If this is expected behavior, we’re now exploring ways to handle it more gracefully for all the users. One of the approaches we tried was a UI-level ping check to detect broken user connections. This worked only for users whose sessions were on the crashed node — allowing the UI to sense the disconnection and temporarily block them from sending messages until their session switched to a healthy node.

That’s certainly not expected behavior: when a cluster node crashes, users that are connected to other cluster nodes should be unaffected.

Your work-around is for clients to detect that they are on a broken cluster node, right (this doesn’t really fix the problem for people that are already on ‘healthy’ nodes)? You may want to look into a feature called Stream Management. This will allow you to receive confirmation that the server has received data from your client. This may be a more efficient way to implement that liveliness check.

I will certainly take a look into stream management.

Since this kind of messaging disruption during node failure isn’t expected behavior, could you clarify what the ideal behavior should be during such failovers? and also just want to make sure there’s no misconfiguration in our clustering setup that might be causing broader impact — I’ve shared some details earlier, but happy to provide more if needed.

I would expect that during a cluster node failure, no users are affected other than the users that are connected to the node that is failing.

  • One more thing I wanted to ask, Based on our repeated crash tests, we’ve observed that the user sessions switching typically takes around 20 to 30 seconds on average and In UI we can’t hold users for that much time as some important and rapid discussions may be going on. We believe this duration can be optimized, and we’re exploring possible ways to fine-tune the setup to reduce the failover time. Could you shed some light on potential improvements or configurations that could help speed up this transition?

  • On the client side, we’re currently using React with @xmpp/client. We’ve also seen libraries like Strophe.js being recommended for better handling of reconnections. Do you have any recommendations or best practices when it comes to choosing or configuring XMPP clients for improved failover handling?

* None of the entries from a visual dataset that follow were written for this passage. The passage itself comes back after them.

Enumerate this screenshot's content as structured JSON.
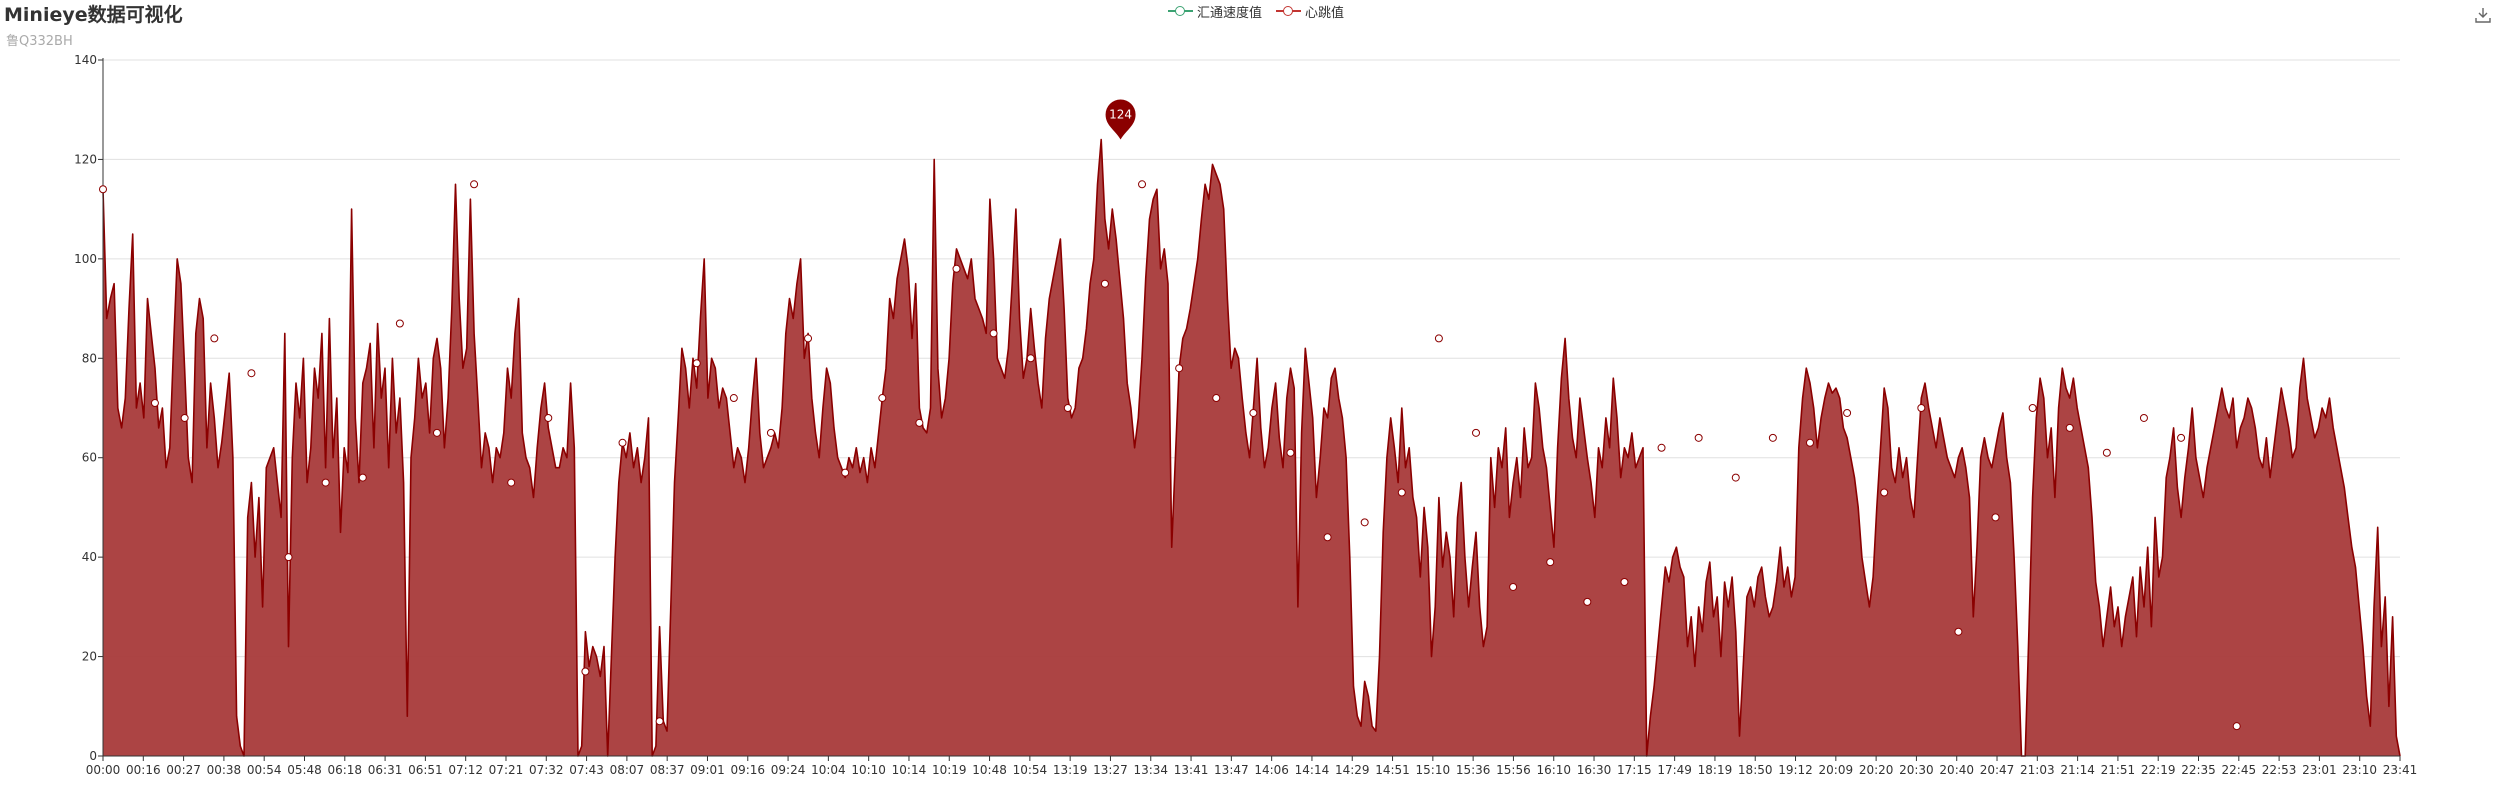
{
  "title": "Minieye数据可视化",
  "subtitle": "鲁Q332BH",
  "toolbox": {
    "download_icon": "download-icon"
  },
  "legend": [
    {
      "label": "汇通速度值",
      "color": "#3ba272"
    },
    {
      "label": "心跳值",
      "color": "#c23531"
    }
  ],
  "colors": {
    "line": "#8b0000",
    "area": "#a83a3a",
    "pin": "#8b0000",
    "grid": "#e0e0e0",
    "axis": "#333333"
  },
  "chart_data": {
    "type": "area",
    "x_ticks": [
      "00:00",
      "00:16",
      "00:27",
      "00:38",
      "00:54",
      "05:48",
      "06:18",
      "06:31",
      "06:51",
      "07:12",
      "07:21",
      "07:32",
      "07:43",
      "08:07",
      "08:37",
      "09:01",
      "09:16",
      "09:24",
      "10:04",
      "10:10",
      "10:14",
      "10:19",
      "10:48",
      "10:54",
      "13:19",
      "13:27",
      "13:34",
      "13:41",
      "13:47",
      "14:06",
      "14:14",
      "14:29",
      "14:51",
      "15:10",
      "15:36",
      "15:56",
      "16:10",
      "16:30",
      "17:15",
      "17:49",
      "18:19",
      "18:50",
      "19:12",
      "20:09",
      "20:20",
      "20:30",
      "20:40",
      "20:47",
      "21:03",
      "21:14",
      "21:51",
      "22:19",
      "22:35",
      "22:45",
      "22:53",
      "23:01",
      "23:10",
      "23:41"
    ],
    "ylim": [
      0,
      140
    ],
    "y_ticks": [
      0,
      20,
      40,
      60,
      80,
      100,
      120,
      140
    ],
    "grid": true,
    "max_label": {
      "value": 124,
      "x_fraction": 0.443
    },
    "series": [
      {
        "name": "汇通速度值",
        "values": []
      },
      {
        "name": "心跳值",
        "values": [
          114,
          88,
          92,
          95,
          70,
          66,
          72,
          90,
          105,
          70,
          75,
          68,
          92,
          85,
          78,
          66,
          70,
          58,
          62,
          82,
          100,
          95,
          78,
          60,
          55,
          85,
          92,
          88,
          62,
          75,
          68,
          58,
          63,
          70,
          77,
          60,
          8,
          2,
          0,
          48,
          55,
          40,
          52,
          30,
          58,
          60,
          62,
          55,
          48,
          85,
          22,
          60,
          75,
          68,
          80,
          55,
          62,
          78,
          72,
          85,
          58,
          88,
          60,
          72,
          45,
          62,
          57,
          110,
          68,
          55,
          75,
          78,
          83,
          62,
          87,
          72,
          78,
          58,
          80,
          65,
          72,
          55,
          8,
          60,
          68,
          80,
          72,
          75,
          65,
          80,
          84,
          78,
          62,
          72,
          90,
          115,
          92,
          78,
          82,
          112,
          85,
          72,
          58,
          65,
          62,
          55,
          62,
          60,
          65,
          78,
          72,
          85,
          92,
          65,
          60,
          58,
          52,
          62,
          70,
          75,
          66,
          62,
          58,
          58,
          62,
          60,
          75,
          62,
          0,
          2,
          25,
          18,
          22,
          20,
          16,
          22,
          0,
          20,
          40,
          55,
          63,
          60,
          65,
          58,
          62,
          55,
          60,
          68,
          0,
          2,
          26,
          7,
          5,
          30,
          55,
          68,
          82,
          78,
          70,
          80,
          74,
          88,
          100,
          72,
          80,
          78,
          70,
          74,
          72,
          65,
          58,
          62,
          60,
          55,
          62,
          72,
          80,
          65,
          58,
          60,
          62,
          65,
          62,
          70,
          85,
          92,
          88,
          95,
          100,
          80,
          85,
          72,
          65,
          60,
          70,
          78,
          75,
          66,
          60,
          58,
          56,
          60,
          58,
          62,
          57,
          60,
          55,
          62,
          58,
          65,
          72,
          78,
          92,
          88,
          96,
          100,
          104,
          98,
          84,
          95,
          70,
          66,
          65,
          70,
          120,
          78,
          68,
          72,
          80,
          95,
          102,
          100,
          98,
          96,
          100,
          92,
          90,
          88,
          85,
          112,
          100,
          80,
          78,
          76,
          82,
          95,
          110,
          88,
          76,
          80,
          90,
          82,
          75,
          70,
          84,
          92,
          96,
          100,
          104,
          90,
          72,
          68,
          70,
          78,
          80,
          86,
          95,
          100,
          115,
          124,
          108,
          102,
          110,
          104,
          96,
          88,
          75,
          70,
          62,
          68,
          80,
          96,
          108,
          112,
          114,
          98,
          102,
          95,
          42,
          60,
          78,
          84,
          86,
          90,
          95,
          100,
          108,
          115,
          112,
          119,
          117,
          115,
          110,
          92,
          78,
          82,
          80,
          72,
          65,
          60,
          70,
          80,
          66,
          58,
          62,
          70,
          75,
          64,
          58,
          72,
          78,
          74,
          30,
          65,
          82,
          75,
          68,
          52,
          60,
          70,
          68,
          76,
          78,
          72,
          68,
          60,
          40,
          14,
          8,
          6,
          15,
          12,
          6,
          5,
          20,
          45,
          60,
          68,
          62,
          55,
          70,
          58,
          62,
          52,
          48,
          36,
          50,
          42,
          20,
          30,
          52,
          38,
          45,
          40,
          28,
          48,
          55,
          40,
          30,
          38,
          45,
          30,
          22,
          26,
          60,
          50,
          62,
          58,
          66,
          48,
          55,
          60,
          52,
          66,
          58,
          60,
          75,
          70,
          62,
          58,
          50,
          42,
          62,
          76,
          84,
          72,
          64,
          60,
          72,
          66,
          60,
          55,
          48,
          62,
          58,
          68,
          62,
          76,
          68,
          56,
          62,
          60,
          65,
          58,
          60,
          62,
          0,
          8,
          14,
          22,
          30,
          38,
          35,
          40,
          42,
          38,
          36,
          22,
          28,
          18,
          30,
          25,
          35,
          39,
          28,
          32,
          20,
          35,
          30,
          36,
          25,
          4,
          18,
          32,
          34,
          30,
          36,
          38,
          32,
          28,
          30,
          35,
          42,
          34,
          38,
          32,
          36,
          62,
          72,
          78,
          75,
          70,
          62,
          68,
          72,
          75,
          73,
          74,
          72,
          66,
          64,
          60,
          56,
          50,
          40,
          35,
          30,
          36,
          50,
          62,
          74,
          70,
          58,
          55,
          62,
          56,
          60,
          52,
          48,
          60,
          72,
          75,
          70,
          66,
          62,
          68,
          64,
          60,
          58,
          56,
          60,
          62,
          58,
          52,
          28,
          42,
          60,
          64,
          60,
          58,
          62,
          66,
          69,
          60,
          55,
          40,
          22,
          0,
          0,
          25,
          52,
          68,
          76,
          72,
          60,
          66,
          52,
          70,
          78,
          74,
          72,
          76,
          70,
          66,
          62,
          58,
          48,
          35,
          30,
          22,
          28,
          34,
          26,
          30,
          22,
          28,
          32,
          36,
          24,
          38,
          30,
          42,
          26,
          48,
          36,
          40,
          56,
          60,
          66,
          54,
          48,
          56,
          62,
          70,
          60,
          56,
          52,
          58,
          62,
          66,
          70,
          74,
          70,
          68,
          72,
          62,
          66,
          68,
          72,
          70,
          66,
          60,
          58,
          64,
          56,
          62,
          68,
          74,
          70,
          66,
          60,
          62,
          74,
          80,
          72,
          68,
          64,
          66,
          70,
          68,
          72,
          66,
          62,
          58,
          54,
          48,
          42,
          38,
          30,
          22,
          12,
          6,
          30,
          46,
          22,
          32,
          10,
          28,
          4,
          0
        ]
      }
    ],
    "marker_points": [
      {
        "index": 0,
        "value": 114
      },
      {
        "index": 14,
        "value": 71
      },
      {
        "index": 22,
        "value": 68
      },
      {
        "index": 30,
        "value": 84
      },
      {
        "index": 40,
        "value": 77
      },
      {
        "index": 50,
        "value": 40
      },
      {
        "index": 60,
        "value": 55
      },
      {
        "index": 70,
        "value": 56
      },
      {
        "index": 80,
        "value": 87
      },
      {
        "index": 90,
        "value": 65
      },
      {
        "index": 100,
        "value": 115
      },
      {
        "index": 110,
        "value": 55
      },
      {
        "index": 120,
        "value": 68
      },
      {
        "index": 130,
        "value": 17
      },
      {
        "index": 140,
        "value": 63
      },
      {
        "index": 150,
        "value": 7
      },
      {
        "index": 160,
        "value": 79
      },
      {
        "index": 170,
        "value": 72
      },
      {
        "index": 180,
        "value": 65
      },
      {
        "index": 190,
        "value": 84
      },
      {
        "index": 200,
        "value": 57
      },
      {
        "index": 210,
        "value": 72
      },
      {
        "index": 220,
        "value": 67
      },
      {
        "index": 230,
        "value": 98
      },
      {
        "index": 240,
        "value": 85
      },
      {
        "index": 250,
        "value": 80
      },
      {
        "index": 260,
        "value": 70
      },
      {
        "index": 270,
        "value": 95
      },
      {
        "index": 280,
        "value": 115
      },
      {
        "index": 290,
        "value": 78
      },
      {
        "index": 300,
        "value": 72
      },
      {
        "index": 310,
        "value": 69
      },
      {
        "index": 320,
        "value": 61
      },
      {
        "index": 330,
        "value": 44
      },
      {
        "index": 340,
        "value": 47
      },
      {
        "index": 350,
        "value": 53
      },
      {
        "index": 360,
        "value": 84
      },
      {
        "index": 370,
        "value": 65
      },
      {
        "index": 380,
        "value": 34
      },
      {
        "index": 390,
        "value": 39
      },
      {
        "index": 400,
        "value": 31
      },
      {
        "index": 410,
        "value": 35
      },
      {
        "index": 420,
        "value": 62
      },
      {
        "index": 430,
        "value": 64
      },
      {
        "index": 440,
        "value": 56
      },
      {
        "index": 450,
        "value": 64
      },
      {
        "index": 460,
        "value": 63
      },
      {
        "index": 470,
        "value": 69
      },
      {
        "index": 480,
        "value": 53
      },
      {
        "index": 490,
        "value": 70
      },
      {
        "index": 500,
        "value": 25
      },
      {
        "index": 510,
        "value": 48
      },
      {
        "index": 520,
        "value": 70
      },
      {
        "index": 530,
        "value": 66
      },
      {
        "index": 540,
        "value": 61
      },
      {
        "index": 550,
        "value": 68
      },
      {
        "index": 560,
        "value": 64
      },
      {
        "index": 575,
        "value": 6
      }
    ]
  }
}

I don’t know why it is taken 20 to 30 seconds for the clients to fail over. As this requires a client to detect the server going down, and reconnecting to a different server, much of this delay is probably addressable from within the client implementation itself.

To reduce the impact of a switchover, it may be worth investigating into message archiving, for example by looking into the Message Archive Management protocol as provided by the Monitoring plugin. Clients can obtain any messages that were sent to them while they were not online from a message archive.

I don’t have any recommendations for one client library over another, as I’m simply not familiar enough with both your specific use case or any of those libraries to make a good suggestion.

As of now we are trying to tweak with properties in hazelcast-cache-config.
Such as adding these,

  <property name="hazelcast.max.no.heartbeat.seconds">5</property>
  <property name="hazelcast.heartbeat.interval.seconds">2</property>
  <property name="hazelcast.shutdownhook.enabled">true</property>

This seems to have an impact, we are still yet to evaluate client re-establishing connections. Hopefully we’ll be able to figure out.